J’ai toujours eu beaucoup de mal à comprendre l’économie et la finance. 

Un jour où j’en discutais avec le chef d’agence de ma banque, un jeune gars très sympa, il me raconta l’histoire suivante :

Par une journée maussade dans un petit bourg humide au fin fond de la Grèce, il tombe une pluie battante et les rues sont désertes. Les temps sont durs, le pays est très endetté, tout le monde vit à crédit. Arrive un riche touriste suisse. Il arrête sa belle grosse voiture devant le seul hôtel du village et entre. Posant un billet de 200 euros sur le comptoir il demande à voir les chambres disponibles afin d’en choisir une pour la nuit. Pour 200 euros, le propriétaire de l’établissement lui donne toutes les clés et lui dit de choisir celle qui lui conviendra.
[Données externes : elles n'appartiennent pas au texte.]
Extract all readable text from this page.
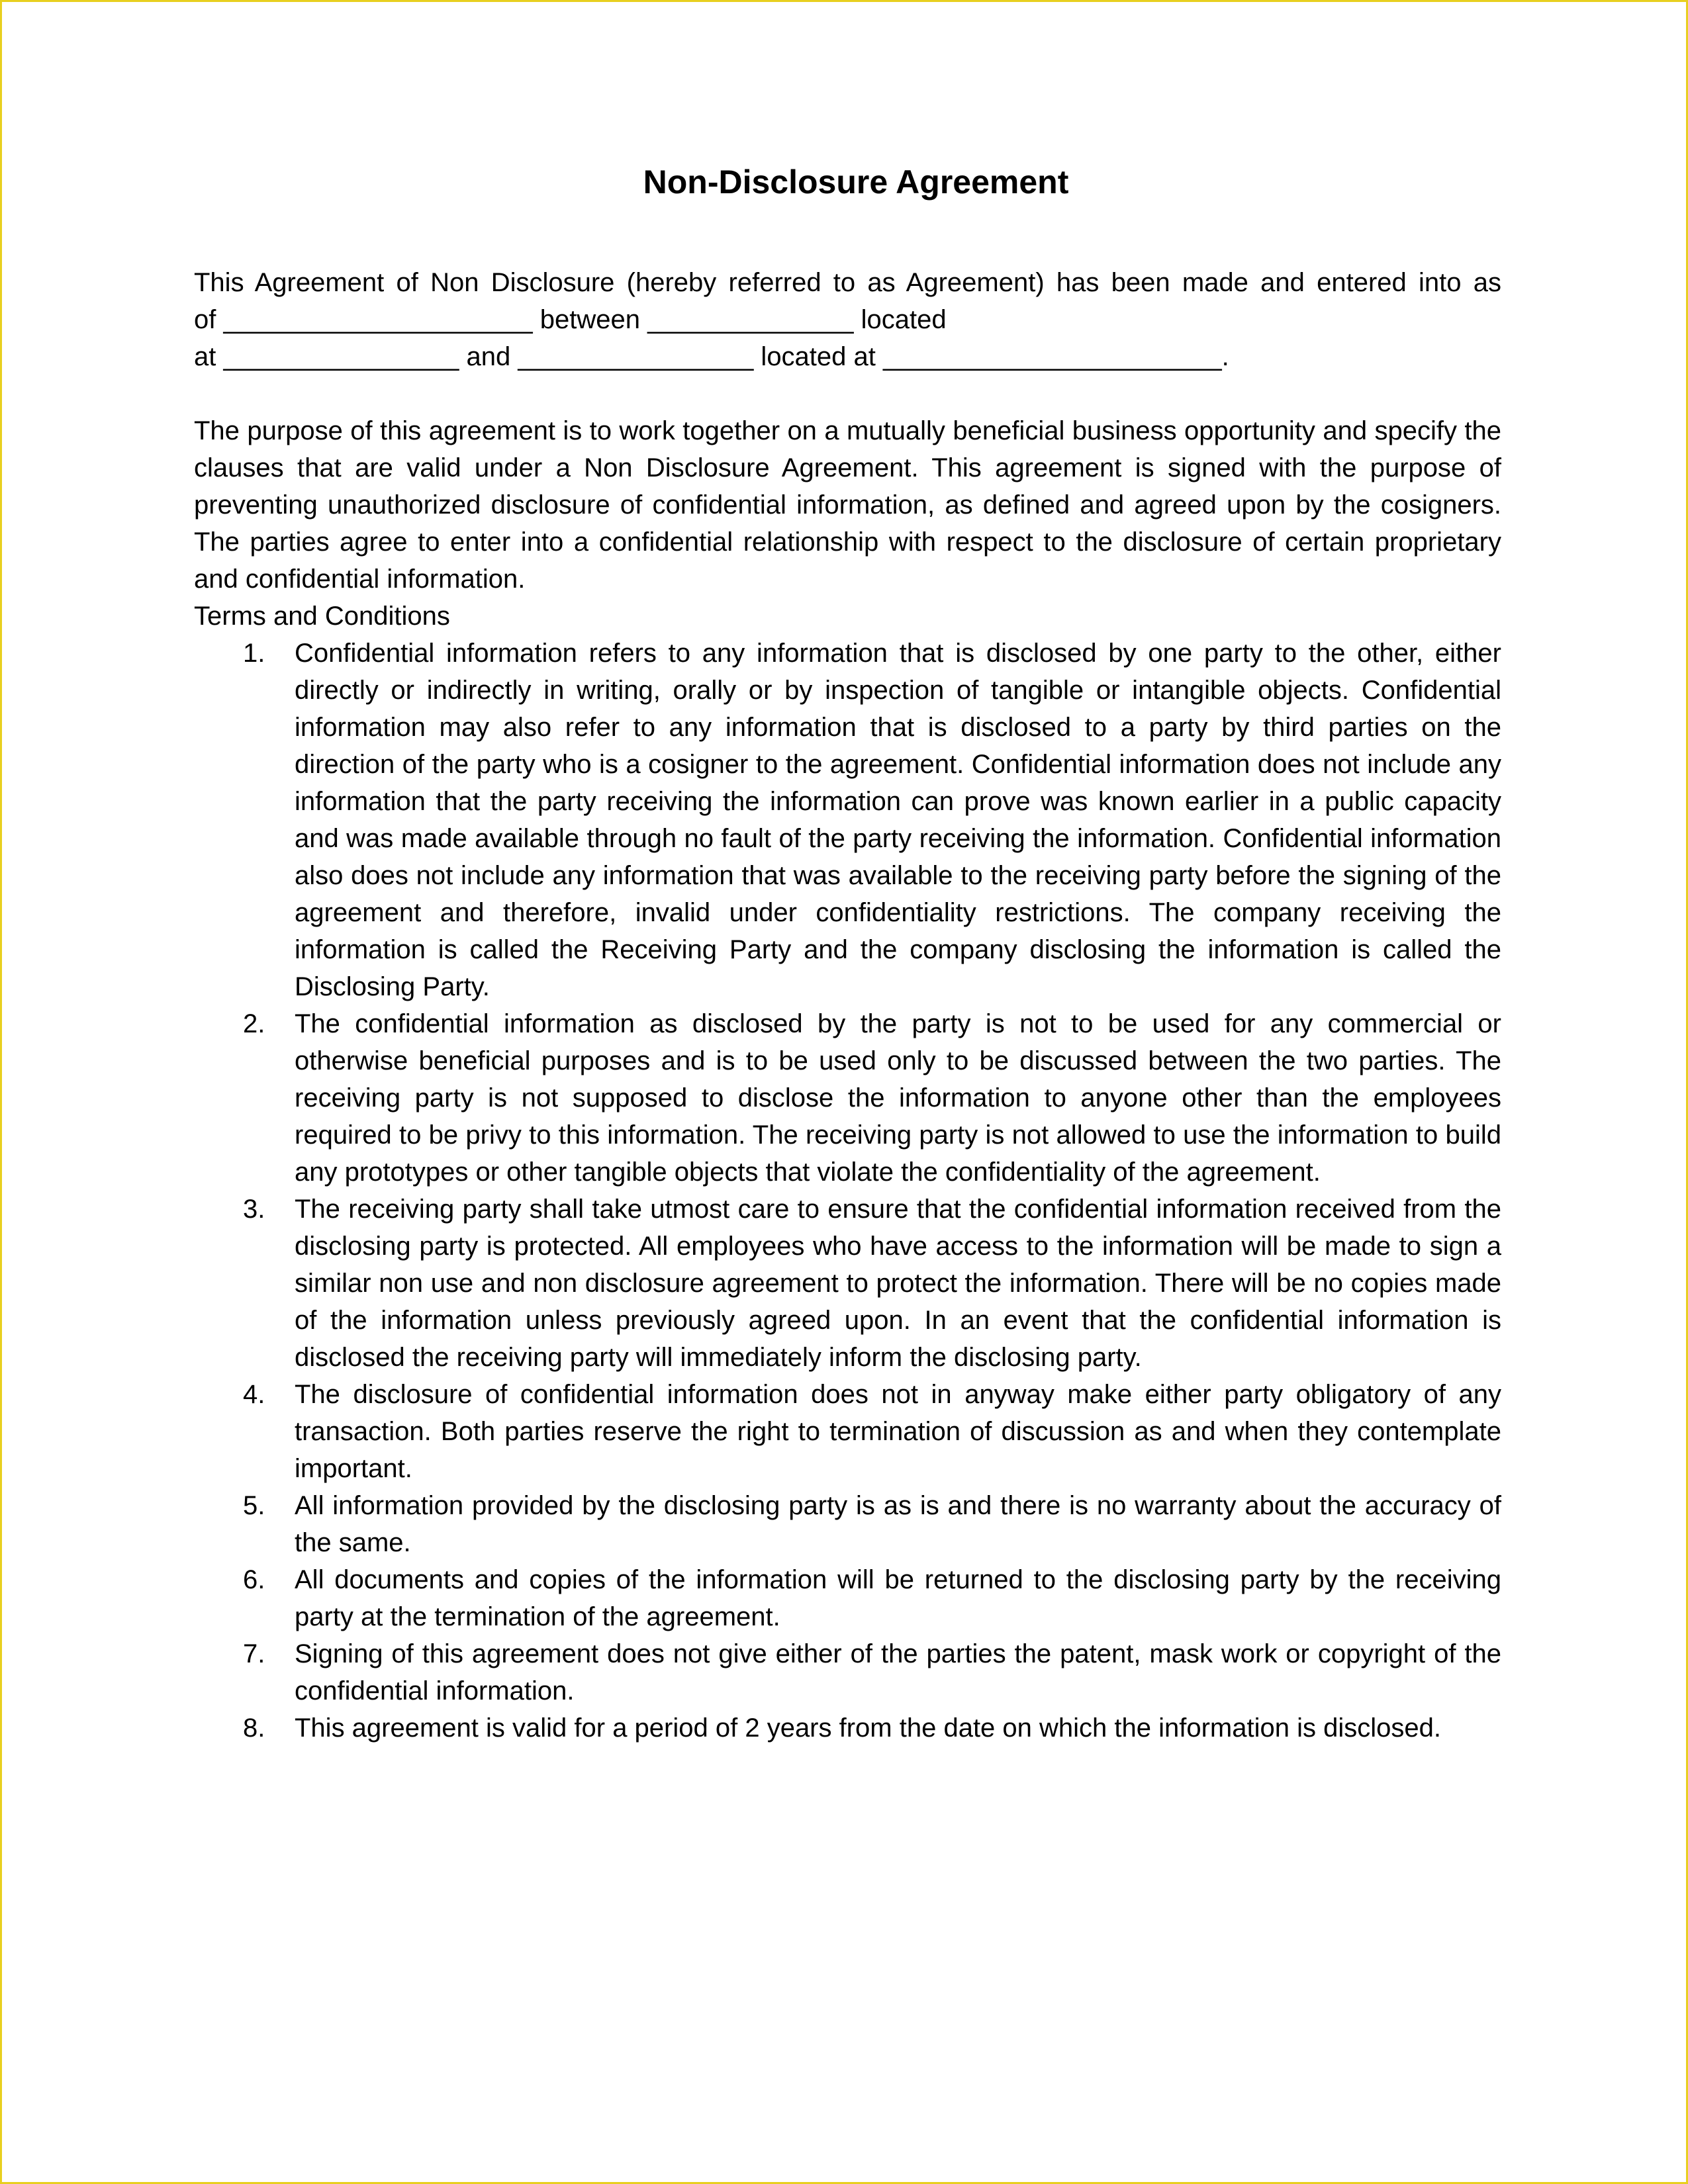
Non-Disclosure Agreement

This Agreement of Non Disclosure (hereby referred to as Agreement) has been made and entered into as
of _____________________ between ______________ located
at ________________ and ________________ located at _______________________.

The purpose of this agreement is to work together on a mutually beneficial business opportunity and specify the clauses that are valid under a Non Disclosure Agreement. This agreement is signed with the purpose of preventing unauthorized disclosure of confidential information, as defined and agreed upon by the cosigners. The parties agree to enter into a confidential relationship with respect to the disclosure of certain proprietary and confidential information.

Terms and Conditions

1. Confidential information refers to any information that is disclosed by one party to the other, either directly or indirectly in writing, orally or by inspection of tangible or intangible objects. Confidential information may also refer to any information that is disclosed to a party by third parties on the direction of the party who is a cosigner to the agreement. Confidential information does not include any information that the party receiving the information can prove was known earlier in a public capacity and was made available through no fault of the party receiving the information. Confidential information also does not include any information that was available to the receiving party before the signing of the agreement and therefore, invalid under confidentiality restrictions. The company receiving the information is called the Receiving Party and the company disclosing the information is called the Disclosing Party.
2. The confidential information as disclosed by the party is not to be used for any commercial or otherwise beneficial purposes and is to be used only to be discussed between the two parties. The receiving party is not supposed to disclose the information to anyone other than the employees required to be privy to this information. The receiving party is not allowed to use the information to build any prototypes or other tangible objects that violate the confidentiality of the agreement.
3. The receiving party shall take utmost care to ensure that the confidential information received from the disclosing party is protected. All employees who have access to the information will be made to sign a similar non use and non disclosure agreement to protect the information. There will be no copies made of the information unless previously agreed upon. In an event that the confidential information is disclosed the receiving party will immediately inform the disclosing party.
4. The disclosure of confidential information does not in anyway make either party obligatory of any transaction. Both parties reserve the right to termination of discussion as and when they contemplate important.
5. All information provided by the disclosing party is as is and there is no warranty about the accuracy of the same.
6. All documents and copies of the information will be returned to the disclosing party by the receiving party at the termination of the agreement.
7. Signing of this agreement does not give either of the parties the patent, mask work or copyright of the confidential information.
8. This agreement is valid for a period of 2 years from the date on which the information is disclosed.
A peine le touriste a-t-il disparu dans l’escalier, que l’hôtelier saisit le billet de 200 euros, file chez le boucher et règle la dette qu’il a envers lui. Le boucher, ravi, se rend aussitôt chez l’éleveur de porcs à qui il doit justement cette somme et le rembourse. A son tour, celui-ci s’empresse gaillardement d’aller payer sa facture à la coopérative agricole du coin qui le ravitaille en aliments pour le bétail. Le directeur de la coopérative, aux anges, se dirige en hâte au pub du village afin d’y effacer son ardoise. Le barman, profitant de l’occasion de régler la sienne, s’empresse de glisser le billet à la prostituée accoudée au comptoir et qui lui fait crédit depuis un moment. La dame, qui occupe parfois pour raison professionnelle une chambre de l’hôtel, part illico s’acquitter de son arriéré auprès de notre hôtelier, posant fièrement le billet là où le touriste l’avait fait auparavant. Redescendant l’escalier à ce moment, ce dernier dit au logeur qu’il ne trouve pas de chambre à sa convenance, ramasse son billet de 200 Euros et s’en va.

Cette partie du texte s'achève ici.